I am excited about our family’s move from Red Bank to Farmingdale, New Jersey, in the fall. The house is new, and we have a quarter acre, which feels like a luxury for crowded New Jersey. We are on Adelphia Road, right down the street from Camp Sacajawea, a Girl Scout campsite and a rite of passage for many “Jersey Girls.” My wife went to Camp Sac as a girl, and her mom, a lovely, if loud, working-class Italian woman, chaperoned a sleepover at the campsite. She brought a blow-up mattress instead of a sleeping bag and positioned it in their tiny cabin. In the morning, all the campers woke to Susie snoring loudly. They all tried to wake her but were unable, and finally, they had to roll her off the mattress.

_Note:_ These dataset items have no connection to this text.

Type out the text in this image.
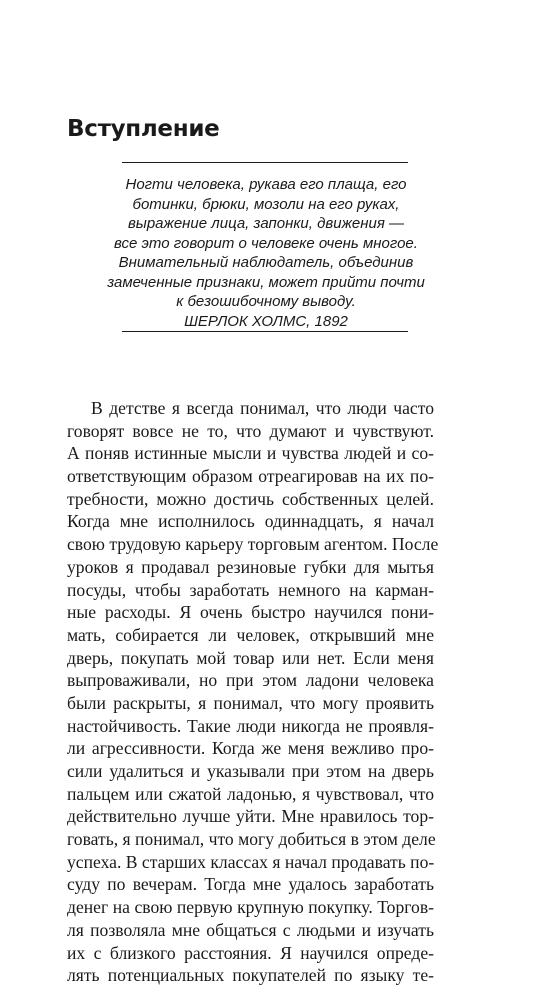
Вступление
Ногти человека, рукава его плаща, его
ботинки, брюки, мозоли на его руках,
выражение лица, запонки, движения —
все это говорит о человеке очень многое.
Внимательный наблюдатель, объединив
замеченные признаки, может прийти почти
к безошибочному выводу.
ШЕРЛОК ХОЛМС, 1892
В детстве я всегда понимал, что люди часто
говорят вовсе не то, что думают и чувствуют.
А поняв истинные мысли и чувства людей и со-
ответствующим образом отреагировав на их по-
требности, можно достичь собственных целей.
Когда мне исполнилось одиннадцать, я начал
свою трудовую карьеру торговым агентом. После
уроков я продавал резиновые губки для мытья
посуды, чтобы заработать немного на карман-
ные расходы. Я очень быстро научился пони-
мать, собирается ли человек, открывший мне
дверь, покупать мой товар или нет. Если меня
выпроваживали, но при этом ладони человека
были раскрыты, я понимал, что могу проявить
настойчивость. Такие люди никогда не проявля-
ли агрессивности. Когда же меня вежливо про-
сили удалиться и указывали при этом на дверь
пальцем или сжатой ладонью, я чувствовал, что
действительно лучше уйти. Мне нравилось тор-
говать, я понимал, что могу добиться в этом деле
успеха. В старших классах я начал продавать по-
суду по вечерам. Тогда мне удалось заработать
денег на свою первую крупную покупку. Торгов-
ля позволяла мне общаться с людьми и изучать
их с близкого расстояния. Я научился опреде-
лять потенциальных покупателей по языку те-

So where was I? Farmingdale. The town of Farmingdale is paradoxical, like most of New Jersey: horse farms next to industrial mining plants, golden apiaries across from pharmaceutical companies, etc. One of the town’s biggest draws for me is a large brewery located on a horse farm called Oak Cliff Farms, which brings in an eclectic mix of mining plant workers, organic farmers, work-from-home moms, and adorable children traversing vast open fields directly across from a strip mall.
Shopping malls have always embodied the soulless side of New Jersey to me. The latest iterations are mostly empty dinosaurs gutted by the T Rex of inflation: cavernous department stores littered with discarded clothing racks and hangers, the pungent smell of toxic masculinity wafting from Aeropostale, shoppers exhausted by the sheer giganticism of mall culture slouching in massage chairs next to plastic plants, etc. What is this artifice, right?
But New Jersey is not soulless, not merely industrial. Forty percent of the state is forest, and there are bends in the Navesink River near my current home in Red Bank that are stunning and rich with abundant birdlife, herons, hawks, and egrets. Horse farms dot the river’s shore, pungent, bucolic, littered with estuaries and little valleys. The estuaries are most gorgeous, burbling hidden creeks deep in the woods; here is James Fennimore Cooper’s description of the highlands around the Navesink River in his novel, “The Water-Witch”:
“ Their sides were clothed with forests, which came quite down to the water’s edge in many places; while, here and there, a bold promontory would jut into the stream, covered with evergreens, and wearing an air of perennial verdure, that was most grateful to the eye...”
I recently rode my motorcycle up into the highlands overlooking the Navesink. It took me to a hidden valley populated with farmers, century-old houses, vast meadows, etc., like popping into a Victorian novel. As I ascended out of the valley, I had a high expectation of more of the same. What did I find on the other side? A sprawling country club.
All this begs the question: Can capitalism and environmentalism live in harmony in this state? New Jersey’s real GDP from 2000 to 2023 was an impressive $656 billion, and its rate continues to grow. Job growth is strong despite a slight uptick in unemployment.
Yet, New Jersey suffers from some of the highest death rates from asthma due to poor air quality in the country, partially attributed to cars and refineries. My county, Monmouth County, had four orange rating days and two red rating days for poor air quality in 2023 and received a “D” rating from the state for air quality. Sea levels are rising, as are extreme precipitation events, according to The New Jersey Department of Environmental Protection. Offshore wind turbines were proposed as a fossil fuel energy alternative, then shelved, deemed too expensive due to competition from lower power prices and the higher borrowing rates for expensive equipment.
I embody the state’s dangerous environmental ambivalence. My family is adamant about keeping our carbon footprint small; we live in a modest house and have downsized from two cars to one car and an adventure motorcycle (no self-interest there ;). Of course, the bike is problematic. I love to tear around in the Pine Barren’s sand with it, and though I stay on sanctioned trails per the DEP and away from plants and wildlife, I can hardly call my hobby environmentally sound. Once, when my bike’s guttural engine spooked some horses near where I was riding, I found myself muttering apologies to them.
The state’s approach to land management and air quality is failing, as are my attempts to rationalize my off-road riding.
So what is to be done? A simple step forward may be to accelerate the state’s green economy. Multiple offshore wind projects are in contention after the failed initial plan; let’s greenlight them. Electric car (and motorcycle) chargers are becoming ubiquitous; let’s double their growth by doubling tax subsidies for those who buy electric. Let’s increase the DEP’s Green Acres program budget for land management and continue promoting and expanding our open land. And, yes, let’s reduce the amount of motorcycling allowed in Wharton State Park if studies prove it harms local ecology.
Harmony between capitalism and environmentalism in New Jersey is possible if we understand and overcome the ambivalence we might have toward that assimilation and work both personally and locally to maintain the “perennial verdure” of this land.